Tips for Refining Your Analysis

  • Filter – Focus on specific subsets (e.g., post-dose Day 14 in Responders).
  • Group By – Compare baseline vs Day 28 across Responders and Non-responders.

Sample of Pocket Immunologist’s Results: 

Summary of Your Drug's Effects
Treatment response is strongly associated with a significant and specific expansion of the CD4+ T-cell compartment, particularly terminally differentiated effector memory cells.
1. Potent Increase in CD4+ Effector Memory T Cells
Finding: The most statistically significant change observed in responders is a large increase in CD4+ T Effector Memory RA+ (TEMRA) cells (p=0.0035, +1.73 log2 fold-change).

Interpretation: This is a strong signal that your drug promotes the development of highly differentiated, long-lived CD4+ T cells. An expansion of the TEMRA subset is often linked to a mature, antigen-driven immune response.

2. CD4-Specific, Not CD8-Driven, Response

Finding: The overall CD4+ Non-Treg population is significantly elevated in responders (p=0.0404), while no significant changes are observed across the entire CD8+ T-cell compartment or its memory subsets.

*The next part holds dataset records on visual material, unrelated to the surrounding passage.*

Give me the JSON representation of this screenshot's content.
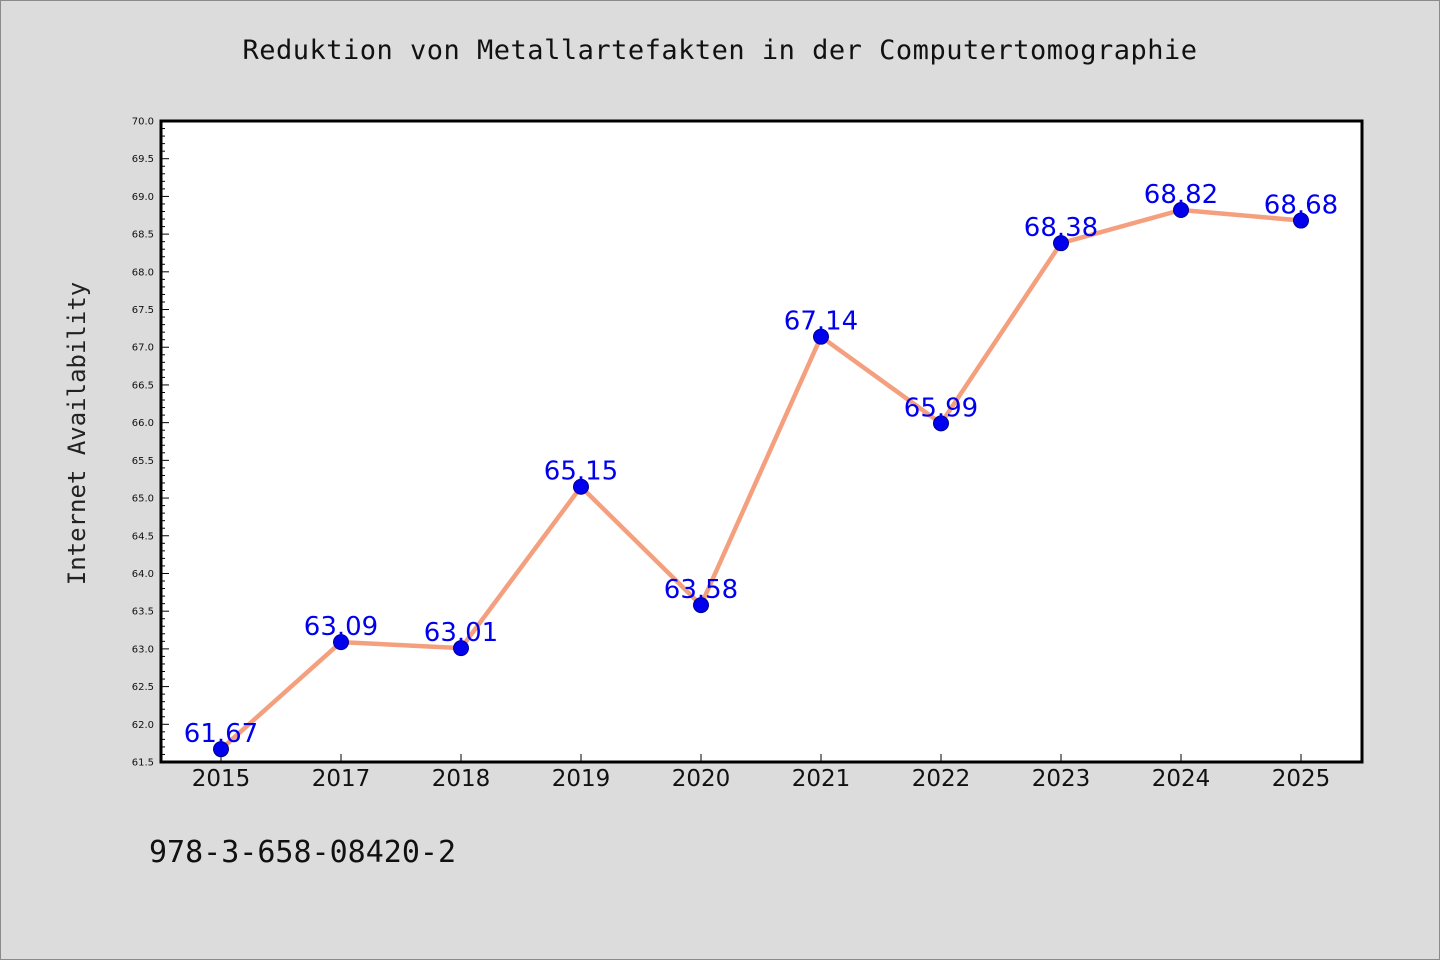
{
  "colors": {
    "background": "#dcdcdc",
    "plot_background": "#ffffff",
    "line": "#f4a07e",
    "marker": "#0000ee",
    "data_label": "#0000ee"
  },
  "footnote": "978-3-658-08420-2",
  "chart_data": {
    "type": "line",
    "title": "Reduktion von Metallartefakten in der Computertomographie",
    "xlabel": "",
    "ylabel": "Internet Availability",
    "categories": [
      "2015",
      "2017",
      "2018",
      "2019",
      "2020",
      "2021",
      "2022",
      "2023",
      "2024",
      "2025"
    ],
    "series": [
      {
        "values": [
          61.67,
          63.09,
          63.01,
          65.15,
          63.58,
          67.14,
          65.99,
          68.38,
          68.82,
          68.68
        ],
        "labels": [
          "61.67",
          "63.09",
          "63.01",
          "65.15",
          "63.58",
          "67.14",
          "65.99",
          "68.38",
          "68.82",
          "68.68"
        ]
      }
    ],
    "ylim": [
      61.5,
      70.0
    ],
    "yticks": [
      61.5,
      62.0,
      62.5,
      63.0,
      63.5,
      64.0,
      64.5,
      65.0,
      65.5,
      66.0,
      66.5,
      67.0,
      67.5,
      68.0,
      68.5,
      69.0,
      69.5,
      70.0
    ],
    "ytick_labels": [
      "61.5",
      "62.0",
      "62.5",
      "63.0",
      "63.5",
      "64.0",
      "64.5",
      "65.0",
      "65.5",
      "66.0",
      "66.5",
      "67.0",
      "67.5",
      "68.0",
      "68.5",
      "69.0",
      "69.5",
      "70.0"
    ],
    "grid": false,
    "legend": "none"
  }
}
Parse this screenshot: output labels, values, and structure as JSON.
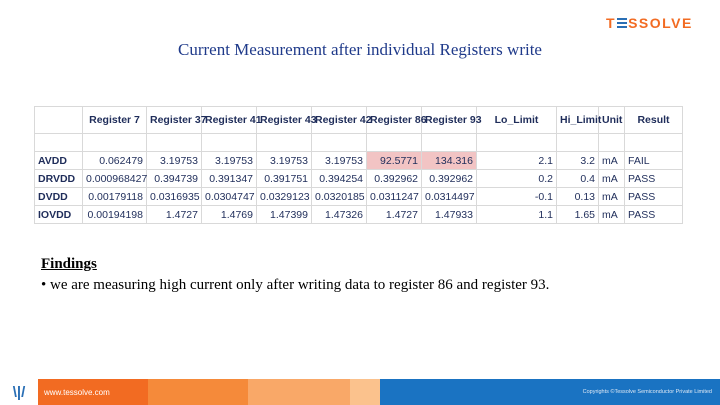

Interpretation: This finding suggests the mechanism of action is preferentially mobilizing the CD4+ 'helper' T-cell lineage. The lack of a parallel CD8+ T-cell response is a key observation that may help pinpoint the drug's specific pathway.

Emerging Story & Next Step:

The data tells a clear story: clinical response is linked to a robust CD4-driven T-cell response. The critical next question is to define the function of these expanded CD4+ TEMRA cells. Are they cytotoxic? Are they producing key pro-inflammatory cytokines? To find out, we recommend investigating functional marker expression on this key cell population.